Nel 1951 il film "Un posto al sole", oltre ad essere ricoperto di Oscar, fece una grande impressione. Soprattutto sugli spettatori giovani. Vi si narrava la storia di un delicato, pensoso e fascinosissimo Montgomery Clift che prima sposava una vagamente bovina Shelley Winters, poi si innamorava, ricambiato, di una Elizabeth Taylor di sfolgorante bellezza, ricca e di alta classe, e per averla si liberava della moglie uccidendola. Processato, era infine condannato a morte. Non per niente il romanzo (di Theodor Dreiser) da cui era tratto il soggetto era intitolato "Una tragedia americana".

Il fascino doloroso del film, oltre che dalla sua qualità e dalla sorpresa di non avere il happy ending cui si era abituati, nasceva dalla tristezza di vedere risolversi in delitto e morte una storia d'amore e di ambizione. Non si poteva dimenticare che, se il personaggio di Clift fosse appartenuto allo stesso mondo privilegiato della protagonista, quell'amore avrebbe avuto uno sviluppo normale.
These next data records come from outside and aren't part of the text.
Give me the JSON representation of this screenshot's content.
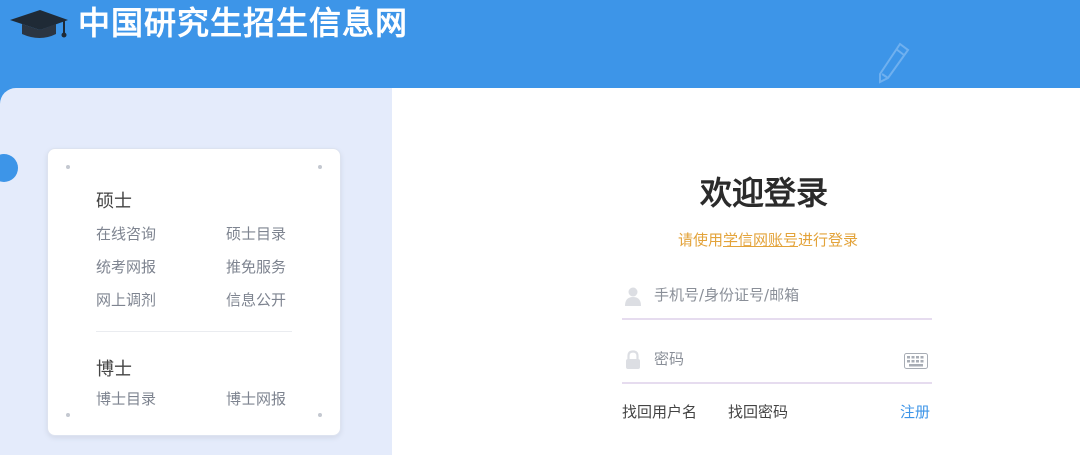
{
  "header": {
    "site_title": "中国研究生招生信息网",
    "logo_icon": "graduation-cap-icon",
    "decor_icon": "pencil-icon"
  },
  "nav_card": {
    "masters": {
      "title": "硕士",
      "links": [
        "在线咨询",
        "硕士目录",
        "统考网报",
        "推免服务",
        "网上调剂",
        "信息公开"
      ]
    },
    "doctoral": {
      "title": "博士",
      "links": [
        "博士目录",
        "博士网报"
      ]
    }
  },
  "login": {
    "title": "欢迎登录",
    "subtitle_prefix": "请使用",
    "subtitle_account": "学信网账号",
    "subtitle_suffix": "进行登录",
    "username_placeholder": "手机号/身份证号/邮箱",
    "password_placeholder": "密码",
    "find_username": "找回用户名",
    "find_password": "找回密码",
    "register": "注册"
  },
  "colors": {
    "brand_blue": "#3d95e8",
    "hint_orange": "#e3a33a",
    "panel_bg": "#e4ebfb"
  }
}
Quando invece si nasce poveri, o si è invischiati in una situazione senza uscita, in cui magari ci si è messi per storditaggine, si è prigionieri a vita, discriminati ed esclusi senza speranza. Montgomery Clift, nel film, voleva la sua parte di felicità. La voleva ad ogni costo. La voleva anche attraverso il delitto. E questo è imperdonabile. La condanna a morte non fu un'ingiustizia, nel suo caso. Ma lo stesso si ha una stretta al cuore, pensando a tutti coloro che la vita ha maltrattato e maltratta: il ragazzo povero che avrebbe amato studiare ma che i genitori hanno costretto a lavorare; il minorato; lo storpio innamorato; la ragazza che un farabutto ha distrattamente messo incinta e la cui vita sarà tutta nel segno di questo errore.
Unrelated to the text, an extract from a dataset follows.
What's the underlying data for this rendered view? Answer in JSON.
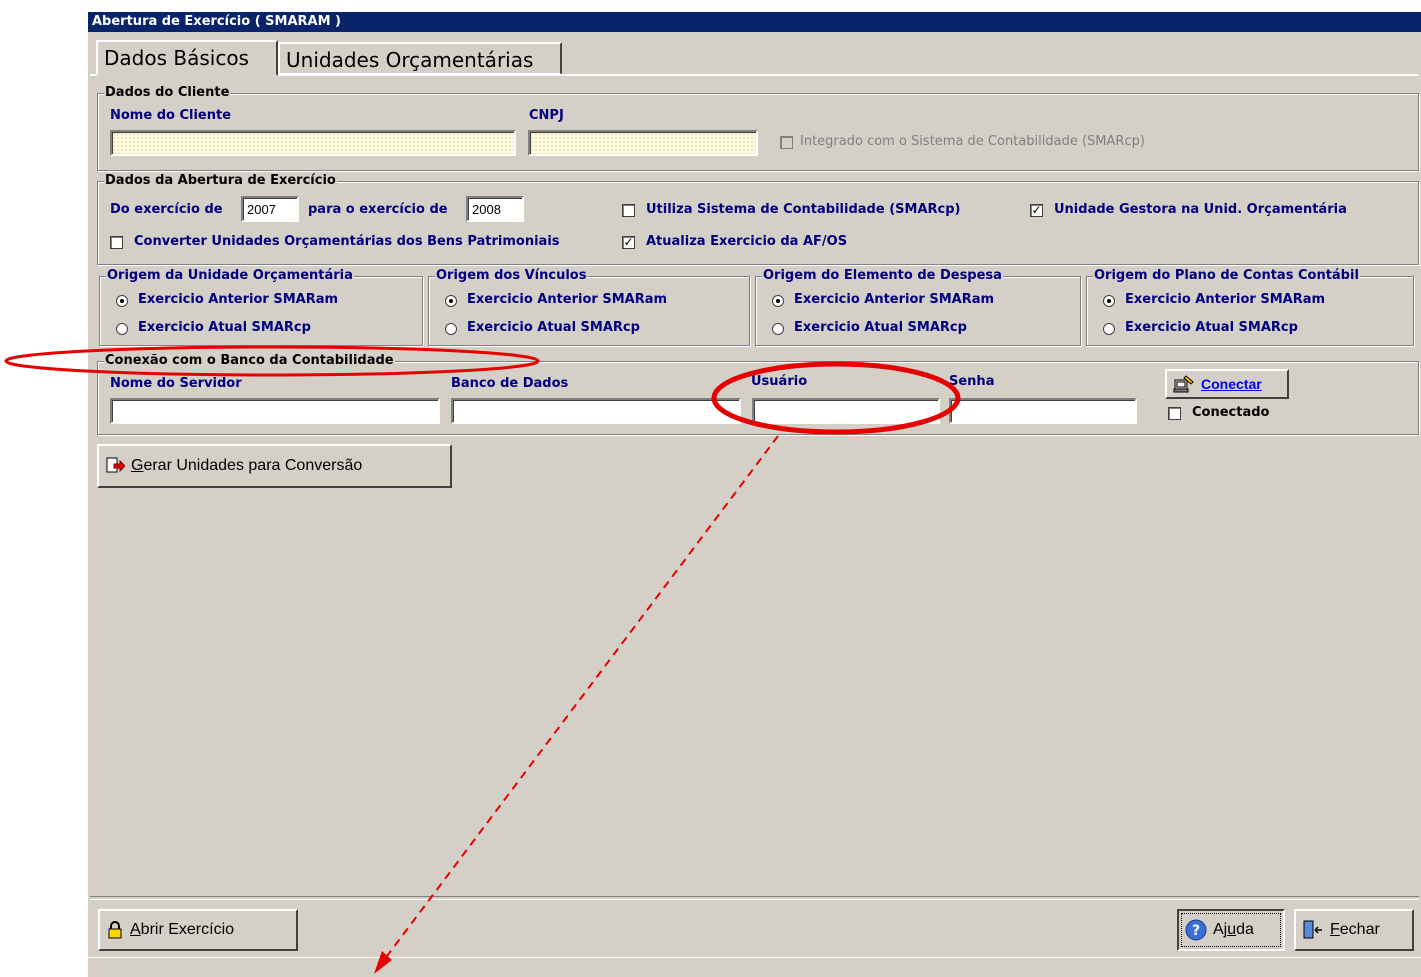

Non si può evitare un sentimento di pietà per chi ha combattuto contro una sfortuna pesante come una maledizione. Anche quando lo ha fatto nel modo sbagliato. Ma ciò non impedisce che sia giusto fargli pagare il prezzo di questo "modo sbagliato". L'uxoricida del film meritava la morte.

Queste considerazioni tornano in mente a proposito del caso di Oscar Giannino. Ecco un uomo di valore che tiene a mostrarsi uomo di valore e grande competente di economia. Che tiene a distanziarsi dal volgo conformista e banale perfino attraverso il vestiario, con ciò riprendendo il modulo del dandy di tanti decenni fa. E che tuttavia commette il peccato di "eccesso", l'hybris dei greci. Non gli è bastato arrivare alla notorietà nazionale; non gli è bastato avere fondato un partito che forse avrebbe avuto la forza di far perdere il Pdl in Lombardia; non gli è bastato di essere effettivamente stimato e perfino temuto come economista; ha ceduto allo stupido conformismo - lui dandy! - di dare importanza ai titoli di studio. Fino ad inventarsene tre: due lauree ed un master. Come fossero due ghette e una cravatta indispensabili per l'abbigliamento del giorno. Che tristezza. Solo un non laureato poteva dare tanta importanza alla laurea da inventarsela.
Non si sa ancora come finirà il suo partitino, né quale sarà la sorte politica e professionale dello stesso Giannino. Per fortuna le supposte lauree non gli sono servite per un concorso o un posto pubblico: saremmo al reato da codice penale. Ma politicamente la zappa che si è dato sui piedi è assolutamente micidiale. Come prendere sul serio, al momento di discutere dei massimi problemi dello Stato, un bambino che nega di avere rubato la marmellata mentre ne ha ancora la bocca tutta impiastricciata?

Giannino ha tutta la nostra pietà, ma per conservarla farebbe bene a sparire.